Influence of Ge concentration and compressive biaxial stress on interdiffusion in Si-rich SiGe alloy heterostructures

Abstract

The Si–Ge interdiffusivity in SiGe alloys grown epitaxially on Si (100) substrates was systematically measured for Ge concentrations between 0.075 and 0.192 over a temperature range of 770–870°C. For several alloy compositions, interdiffusion kinetics were compared between films with nominally identical Ge concentration profiles, but different degrees of misfit strain relaxation. X-ray diffraction measurements of the decay rate of small, periodic, modulations in composition superimposed onto the average background alloy fraction were used to determine interdiffusivity values.
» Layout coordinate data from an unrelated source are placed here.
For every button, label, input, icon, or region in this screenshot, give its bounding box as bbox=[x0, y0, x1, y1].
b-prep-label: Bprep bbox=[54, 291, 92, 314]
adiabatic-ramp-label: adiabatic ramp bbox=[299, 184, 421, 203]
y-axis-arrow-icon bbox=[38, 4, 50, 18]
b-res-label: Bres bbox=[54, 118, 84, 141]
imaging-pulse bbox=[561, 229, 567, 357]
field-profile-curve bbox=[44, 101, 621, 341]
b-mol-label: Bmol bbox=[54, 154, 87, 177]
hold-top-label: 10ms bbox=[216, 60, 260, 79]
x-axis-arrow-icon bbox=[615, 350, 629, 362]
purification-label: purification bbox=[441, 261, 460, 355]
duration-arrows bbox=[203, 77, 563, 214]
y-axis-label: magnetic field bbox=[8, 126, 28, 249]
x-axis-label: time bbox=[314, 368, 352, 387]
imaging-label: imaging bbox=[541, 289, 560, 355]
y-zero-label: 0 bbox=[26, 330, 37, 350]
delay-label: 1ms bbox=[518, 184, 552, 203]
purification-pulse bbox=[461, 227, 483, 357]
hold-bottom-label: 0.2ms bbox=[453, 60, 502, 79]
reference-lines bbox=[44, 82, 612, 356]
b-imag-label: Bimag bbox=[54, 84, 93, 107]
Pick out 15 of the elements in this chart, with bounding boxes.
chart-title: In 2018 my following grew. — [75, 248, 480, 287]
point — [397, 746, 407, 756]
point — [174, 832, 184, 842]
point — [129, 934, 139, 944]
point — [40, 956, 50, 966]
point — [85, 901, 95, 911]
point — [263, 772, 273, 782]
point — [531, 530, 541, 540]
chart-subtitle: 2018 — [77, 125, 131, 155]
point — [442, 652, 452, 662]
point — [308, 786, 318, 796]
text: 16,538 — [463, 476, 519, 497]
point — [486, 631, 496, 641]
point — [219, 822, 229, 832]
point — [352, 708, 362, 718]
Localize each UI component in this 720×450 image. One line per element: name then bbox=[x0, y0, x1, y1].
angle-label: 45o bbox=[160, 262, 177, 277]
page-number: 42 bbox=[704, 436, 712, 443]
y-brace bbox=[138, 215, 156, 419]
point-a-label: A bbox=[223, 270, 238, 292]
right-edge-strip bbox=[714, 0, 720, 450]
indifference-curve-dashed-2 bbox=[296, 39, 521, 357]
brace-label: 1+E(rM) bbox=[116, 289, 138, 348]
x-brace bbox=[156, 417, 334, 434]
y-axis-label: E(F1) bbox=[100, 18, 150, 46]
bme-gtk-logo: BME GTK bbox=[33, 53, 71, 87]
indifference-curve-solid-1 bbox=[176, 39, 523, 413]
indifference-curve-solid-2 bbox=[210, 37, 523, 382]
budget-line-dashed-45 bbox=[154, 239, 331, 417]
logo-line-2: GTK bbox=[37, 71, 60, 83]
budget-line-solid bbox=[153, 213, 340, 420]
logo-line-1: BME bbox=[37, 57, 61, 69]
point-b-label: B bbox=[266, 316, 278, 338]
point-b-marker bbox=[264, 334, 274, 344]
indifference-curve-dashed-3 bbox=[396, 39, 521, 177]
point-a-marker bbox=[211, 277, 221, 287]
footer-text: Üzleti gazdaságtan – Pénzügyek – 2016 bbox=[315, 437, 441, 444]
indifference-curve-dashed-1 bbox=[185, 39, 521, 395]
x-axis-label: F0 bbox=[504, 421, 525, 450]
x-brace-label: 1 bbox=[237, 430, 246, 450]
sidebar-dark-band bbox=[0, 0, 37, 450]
The interdiffusion rate was found to increase by about a factor of 2 over the concentration range studied. The measured activation enthalpy for interdiffusion decreased linearly with Ge concentration by 4.05±0.25eV∕unit Ge atomic fraction. The prefactor for interdiffusion was proportional to exp(−35XGe). Extrapolating these trends to a Ge fraction of zero yielded a prefactor and activation enthalpy consistent with accepted values for Si and Ge tracer diffusion in pure Si. Furthermore, it was found that changes in the compressive biaxial misfit strain during postgrowth annealing of these heterostructures yielded no detectable change in measured interdiffusion rates. These results were incorporated into an interdiffusion model that successfully predicted experimental results derived from a large composition-amplitude Si∕Si0.78Ge0.22 superlattice and from intermixing at the interfaces between Si capping layers and both Si0.9Ge0.1 and Si0.78Ge0.22 blanket films.